— Токаря, — хмуро засопел Копченый.
— И его там же закопаешь, — сказал я на прощание. — Он точно в теме. И если Витька умрет, ты на его Зойке женишься, понял? Дети не должны из-за твоего косяка без отца расти.
Мда… Думал, напугаю его, а черта с два. Что-то он не сильно забоялся. На обожженной физиономии Копченого появилось выражение деловитой задумчивости. Зойка баба видная, а он у нас тот еще красавец…
А я уже возвращался в Лобню, которая должна была моими заботами превратиться в крепкий тыл и оазис спокойствия. И вроде бы получалось до этого момента. Эльвира Николаевна, которая в нашем холдинге носила гордое звание «зам по хуйне», покрасила все лавки и бордюры и даже сделала так, что начал бить фонтан, который в последний раз изливал свои струи аккурат в тот момент, когда Леонида Ильича еще считали не старым маразматиком, а вполне интересным, хотя и пожилым мужчиной. То есть, в мезозое.
Мент на входе в администрацию квакнул что-то невразумительное, но узнав меня, заткнулся и сделал вид, что он фикус. Коридоры, забитые озабоченными людьми, вызвали у меня лишь брезгливую усмешку.

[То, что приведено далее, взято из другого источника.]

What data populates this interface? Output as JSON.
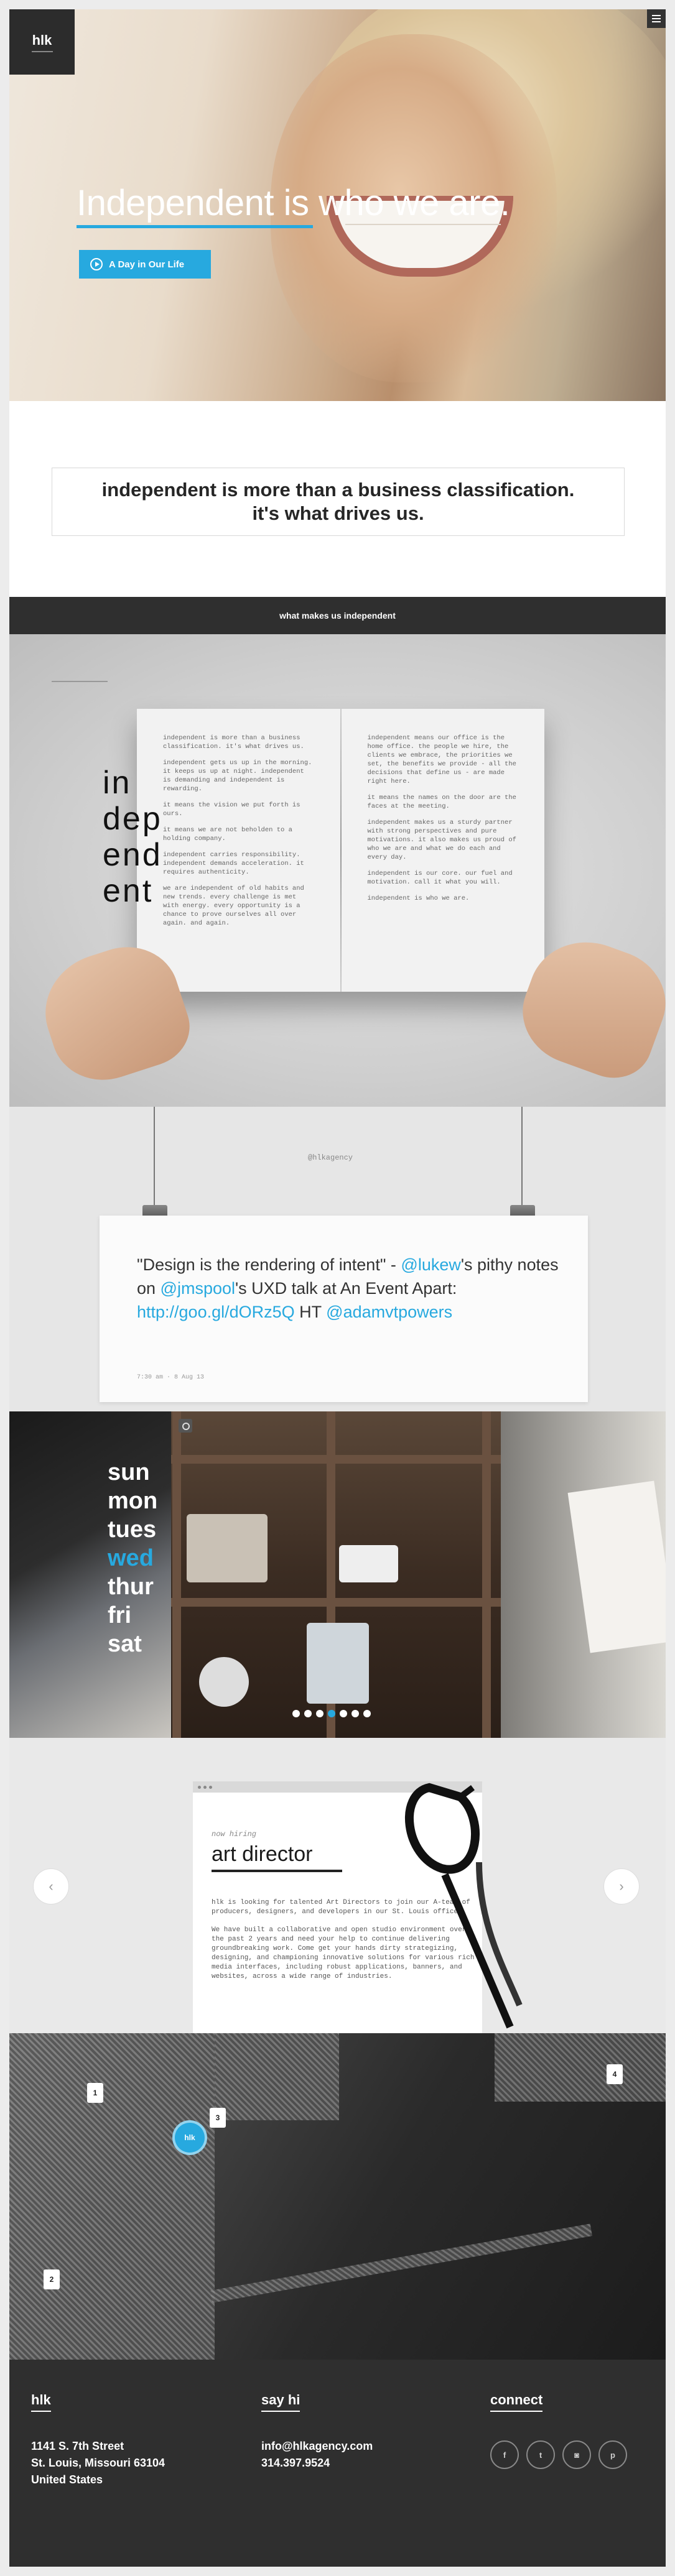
{
  "header": {
    "logo": "hlk",
    "menu_icon": "hamburger-icon"
  },
  "hero": {
    "title": "Independent is who we are.",
    "cta_label": "A Day in Our Life",
    "cta_icon": "play-icon"
  },
  "statement": {
    "line1": "independent is more than a business classification.",
    "line2": "it's what drives us."
  },
  "section_bar": "what makes us independent",
  "book": {
    "big_word": [
      "in",
      "dep",
      "end",
      "ent"
    ],
    "left_page": [
      "independent is more than a business\nclassification. it's what drives us.",
      "independent gets us up in the morning.\nit keeps us up at night. independent\nis demanding and independent is\nrewarding.",
      "it means the vision we put forth is\nours.",
      "it means we are not beholden to a\nholding company.",
      "independent carries responsibility.\nindependent demands acceleration. it\nrequires authenticity.",
      "we are independent of old habits and\nnew trends. every challenge is met\nwith energy. every opportunity is a\nchance to prove ourselves all over\nagain. and again."
    ],
    "right_page": [
      "independent means our office is the\nhome office. the people we hire, the\nclients we embrace, the priorities we\nset, the benefits we provide - all the\ndecisions that define us - are made\nright here.",
      "it means the names on the door are the\nfaces at the meeting.",
      "independent makes us a sturdy partner\nwith strong perspectives and pure\nmotivations. it also makes us proud of\nwho we are and what we do each and\nevery day.",
      "independent is our core. our fuel and\nmotivation. call it what you will.",
      "independent is who we are."
    ]
  },
  "tweet": {
    "handle": "@hlkagency",
    "text_parts": {
      "p1": "\"Design is the rendering of intent\" - ",
      "l1": "@lukew",
      "p2": "'s pithy notes on ",
      "l2": "@jmspool",
      "p3": "'s UXD talk at An Event Apart: ",
      "l3": "http://goo.gl/dORz5Q",
      "p4": "  HT ",
      "l4": "@adamvtpowers"
    },
    "meta": "7:30 am · 8 Aug 13"
  },
  "instagram": {
    "days": [
      "sun",
      "mon",
      "tues",
      "wed",
      "thur",
      "fri",
      "sat"
    ],
    "active_day_index": 3,
    "carousel_dots": 7,
    "active_dot_index": 3,
    "icon": "instagram-icon"
  },
  "job": {
    "kicker": "now hiring",
    "title": "art director",
    "body": [
      "hlk is looking for talented Art Directors to join our A-team of producers, designers, and developers in our St. Louis office.",
      "We have built a collaborative and open studio environment over the past 2 years and need your help to continue delivering groundbreaking work. Come get your hands dirty strategizing, designing, and championing innovative solutions for various rich media interfaces, including robust applications, banners, and websites, across a wide range of industries."
    ],
    "prev_icon": "chevron-left-icon",
    "next_icon": "chevron-right-icon"
  },
  "map": {
    "main_pin": "hlk",
    "pins": [
      "1",
      "2",
      "3",
      "4"
    ]
  },
  "footer": {
    "col1": {
      "title": "hlk",
      "lines": [
        "1141 S. 7th Street",
        "St. Louis, Missouri 63104",
        "United States"
      ]
    },
    "col2": {
      "title": "say hi",
      "lines": [
        "info@hlkagency.com",
        "314.397.9524"
      ]
    },
    "col3": {
      "title": "connect",
      "socials": [
        {
          "icon": "facebook-icon",
          "glyph": "f"
        },
        {
          "icon": "twitter-icon",
          "glyph": "t"
        },
        {
          "icon": "instagram-icon",
          "glyph": "◙"
        },
        {
          "icon": "pinterest-icon",
          "glyph": "p"
        }
      ]
    }
  },
  "colors": {
    "accent": "#27a9df",
    "dark": "#2f2f2f"
  }
}
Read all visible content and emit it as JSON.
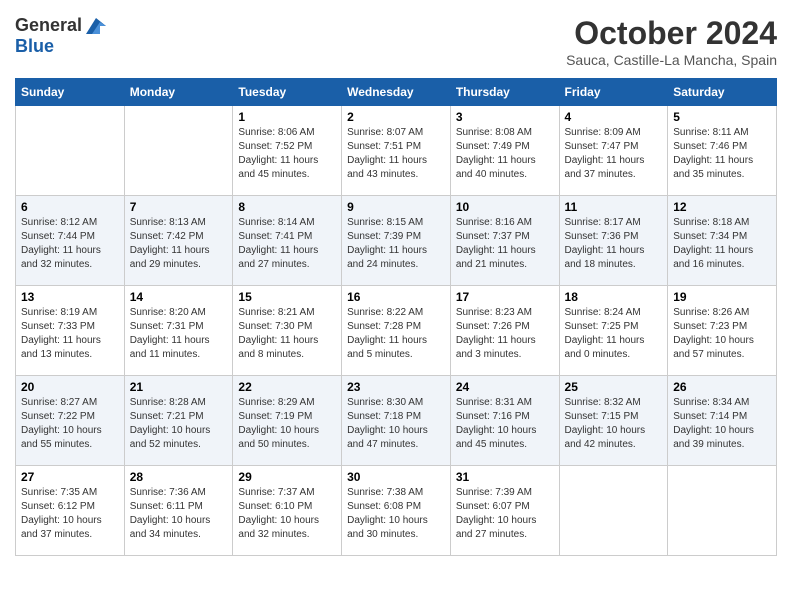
{
  "header": {
    "logo_general": "General",
    "logo_blue": "Blue",
    "month_title": "October 2024",
    "location": "Sauca, Castille-La Mancha, Spain"
  },
  "calendar": {
    "days_of_week": [
      "Sunday",
      "Monday",
      "Tuesday",
      "Wednesday",
      "Thursday",
      "Friday",
      "Saturday"
    ],
    "weeks": [
      [
        {
          "day": "",
          "info": ""
        },
        {
          "day": "",
          "info": ""
        },
        {
          "day": "1",
          "info": "Sunrise: 8:06 AM\nSunset: 7:52 PM\nDaylight: 11 hours and 45 minutes."
        },
        {
          "day": "2",
          "info": "Sunrise: 8:07 AM\nSunset: 7:51 PM\nDaylight: 11 hours and 43 minutes."
        },
        {
          "day": "3",
          "info": "Sunrise: 8:08 AM\nSunset: 7:49 PM\nDaylight: 11 hours and 40 minutes."
        },
        {
          "day": "4",
          "info": "Sunrise: 8:09 AM\nSunset: 7:47 PM\nDaylight: 11 hours and 37 minutes."
        },
        {
          "day": "5",
          "info": "Sunrise: 8:11 AM\nSunset: 7:46 PM\nDaylight: 11 hours and 35 minutes."
        }
      ],
      [
        {
          "day": "6",
          "info": "Sunrise: 8:12 AM\nSunset: 7:44 PM\nDaylight: 11 hours and 32 minutes."
        },
        {
          "day": "7",
          "info": "Sunrise: 8:13 AM\nSunset: 7:42 PM\nDaylight: 11 hours and 29 minutes."
        },
        {
          "day": "8",
          "info": "Sunrise: 8:14 AM\nSunset: 7:41 PM\nDaylight: 11 hours and 27 minutes."
        },
        {
          "day": "9",
          "info": "Sunrise: 8:15 AM\nSunset: 7:39 PM\nDaylight: 11 hours and 24 minutes."
        },
        {
          "day": "10",
          "info": "Sunrise: 8:16 AM\nSunset: 7:37 PM\nDaylight: 11 hours and 21 minutes."
        },
        {
          "day": "11",
          "info": "Sunrise: 8:17 AM\nSunset: 7:36 PM\nDaylight: 11 hours and 18 minutes."
        },
        {
          "day": "12",
          "info": "Sunrise: 8:18 AM\nSunset: 7:34 PM\nDaylight: 11 hours and 16 minutes."
        }
      ],
      [
        {
          "day": "13",
          "info": "Sunrise: 8:19 AM\nSunset: 7:33 PM\nDaylight: 11 hours and 13 minutes."
        },
        {
          "day": "14",
          "info": "Sunrise: 8:20 AM\nSunset: 7:31 PM\nDaylight: 11 hours and 11 minutes."
        },
        {
          "day": "15",
          "info": "Sunrise: 8:21 AM\nSunset: 7:30 PM\nDaylight: 11 hours and 8 minutes."
        },
        {
          "day": "16",
          "info": "Sunrise: 8:22 AM\nSunset: 7:28 PM\nDaylight: 11 hours and 5 minutes."
        },
        {
          "day": "17",
          "info": "Sunrise: 8:23 AM\nSunset: 7:26 PM\nDaylight: 11 hours and 3 minutes."
        },
        {
          "day": "18",
          "info": "Sunrise: 8:24 AM\nSunset: 7:25 PM\nDaylight: 11 hours and 0 minutes."
        },
        {
          "day": "19",
          "info": "Sunrise: 8:26 AM\nSunset: 7:23 PM\nDaylight: 10 hours and 57 minutes."
        }
      ],
      [
        {
          "day": "20",
          "info": "Sunrise: 8:27 AM\nSunset: 7:22 PM\nDaylight: 10 hours and 55 minutes."
        },
        {
          "day": "21",
          "info": "Sunrise: 8:28 AM\nSunset: 7:21 PM\nDaylight: 10 hours and 52 minutes."
        },
        {
          "day": "22",
          "info": "Sunrise: 8:29 AM\nSunset: 7:19 PM\nDaylight: 10 hours and 50 minutes."
        },
        {
          "day": "23",
          "info": "Sunrise: 8:30 AM\nSunset: 7:18 PM\nDaylight: 10 hours and 47 minutes."
        },
        {
          "day": "24",
          "info": "Sunrise: 8:31 AM\nSunset: 7:16 PM\nDaylight: 10 hours and 45 minutes."
        },
        {
          "day": "25",
          "info": "Sunrise: 8:32 AM\nSunset: 7:15 PM\nDaylight: 10 hours and 42 minutes."
        },
        {
          "day": "26",
          "info": "Sunrise: 8:34 AM\nSunset: 7:14 PM\nDaylight: 10 hours and 39 minutes."
        }
      ],
      [
        {
          "day": "27",
          "info": "Sunrise: 7:35 AM\nSunset: 6:12 PM\nDaylight: 10 hours and 37 minutes."
        },
        {
          "day": "28",
          "info": "Sunrise: 7:36 AM\nSunset: 6:11 PM\nDaylight: 10 hours and 34 minutes."
        },
        {
          "day": "29",
          "info": "Sunrise: 7:37 AM\nSunset: 6:10 PM\nDaylight: 10 hours and 32 minutes."
        },
        {
          "day": "30",
          "info": "Sunrise: 7:38 AM\nSunset: 6:08 PM\nDaylight: 10 hours and 30 minutes."
        },
        {
          "day": "31",
          "info": "Sunrise: 7:39 AM\nSunset: 6:07 PM\nDaylight: 10 hours and 27 minutes."
        },
        {
          "day": "",
          "info": ""
        },
        {
          "day": "",
          "info": ""
        }
      ]
    ]
  }
}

А вот у сотрудников администрации, которые прижимались к стенам, видя меня в распахнутом пальто в сопровождении группы поддержки, занимающей весь объем помещения, на лицах появилось выражение ужаса. Они только сейчас поняли, что упорные слухи про связь главы города с бандитами — это и не слухи вовсе…

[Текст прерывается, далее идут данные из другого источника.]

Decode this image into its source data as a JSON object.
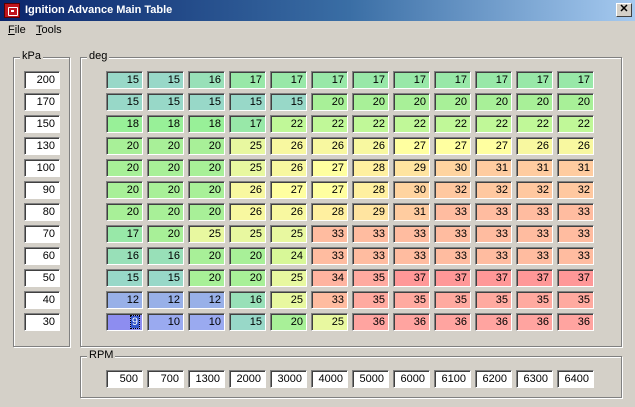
{
  "window": {
    "title": "Ignition Advance Main Table",
    "close_glyph": "✕"
  },
  "menu": [
    {
      "label": "File",
      "accel": "F",
      "rest": "ile"
    },
    {
      "label": "Tools",
      "accel": "T",
      "rest": "ools"
    }
  ],
  "kpa": {
    "label": "kPa",
    "values": [
      "200",
      "170",
      "150",
      "130",
      "100",
      "90",
      "80",
      "70",
      "60",
      "50",
      "40",
      "30"
    ]
  },
  "table": {
    "label": "deg",
    "selected": {
      "row": 11,
      "col": 0
    },
    "rows": [
      [
        "15",
        "15",
        "16",
        "17",
        "17",
        "17",
        "17",
        "17",
        "17",
        "17",
        "17",
        "17"
      ],
      [
        "15",
        "15",
        "15",
        "15",
        "15",
        "20",
        "20",
        "20",
        "20",
        "20",
        "20",
        "20"
      ],
      [
        "18",
        "18",
        "18",
        "17",
        "22",
        "22",
        "22",
        "22",
        "22",
        "22",
        "22",
        "22"
      ],
      [
        "20",
        "20",
        "20",
        "25",
        "26",
        "26",
        "26",
        "27",
        "27",
        "27",
        "26",
        "26"
      ],
      [
        "20",
        "20",
        "20",
        "25",
        "26",
        "27",
        "28",
        "29",
        "30",
        "31",
        "31",
        "31"
      ],
      [
        "20",
        "20",
        "20",
        "26",
        "27",
        "27",
        "28",
        "30",
        "32",
        "32",
        "32",
        "32"
      ],
      [
        "20",
        "20",
        "20",
        "26",
        "26",
        "28",
        "29",
        "31",
        "33",
        "33",
        "33",
        "33"
      ],
      [
        "17",
        "20",
        "25",
        "25",
        "25",
        "33",
        "33",
        "33",
        "33",
        "33",
        "33",
        "33"
      ],
      [
        "16",
        "16",
        "20",
        "20",
        "24",
        "33",
        "33",
        "33",
        "33",
        "33",
        "33",
        "33"
      ],
      [
        "15",
        "15",
        "20",
        "20",
        "25",
        "34",
        "35",
        "37",
        "37",
        "37",
        "37",
        "37"
      ],
      [
        "12",
        "12",
        "12",
        "16",
        "25",
        "33",
        "35",
        "35",
        "35",
        "35",
        "35",
        "35"
      ],
      [
        "9",
        "10",
        "10",
        "15",
        "20",
        "25",
        "36",
        "36",
        "36",
        "36",
        "36",
        "36"
      ]
    ]
  },
  "rpm": {
    "label": "RPM",
    "values": [
      "500",
      "700",
      "1300",
      "2000",
      "3000",
      "4000",
      "5000",
      "6000",
      "6100",
      "6200",
      "6300",
      "6400"
    ]
  },
  "colors": {
    "v9": "#8d8df0",
    "v10": "#9aaaf0",
    "v12": "#98b0e8",
    "v15": "#98d8c8",
    "v16": "#98e0b8",
    "v17": "#98e8a8",
    "v18": "#98f098",
    "v20": "#a8f098",
    "v22": "#c0f898",
    "v24": "#d8f898",
    "v25": "#e8f8a0",
    "v26": "#f8f8a0",
    "v27": "#ffffa0",
    "v28": "#fff0a0",
    "v29": "#ffe4a0",
    "v30": "#ffd4a0",
    "v31": "#ffcca0",
    "v32": "#ffc8a0",
    "v33": "#ffbca0",
    "v34": "#ffb4a0",
    "v35": "#ffaaa0",
    "v36": "#ffa4a0",
    "v37": "#ff9898"
  }
}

— Нельзя! Там идет совещание, — непонимающе уставилась на меня дородная тетенька, исполнявшая роль здешней секретарши. Она смотрела на меня с возмущением, ибо нет хуже преступления для истинной хранительницы начальственного кабинета, чем посетитель, врывающийся в оный без ее высочайшего дозволения. А тем более, посетитель в составе целой толпы.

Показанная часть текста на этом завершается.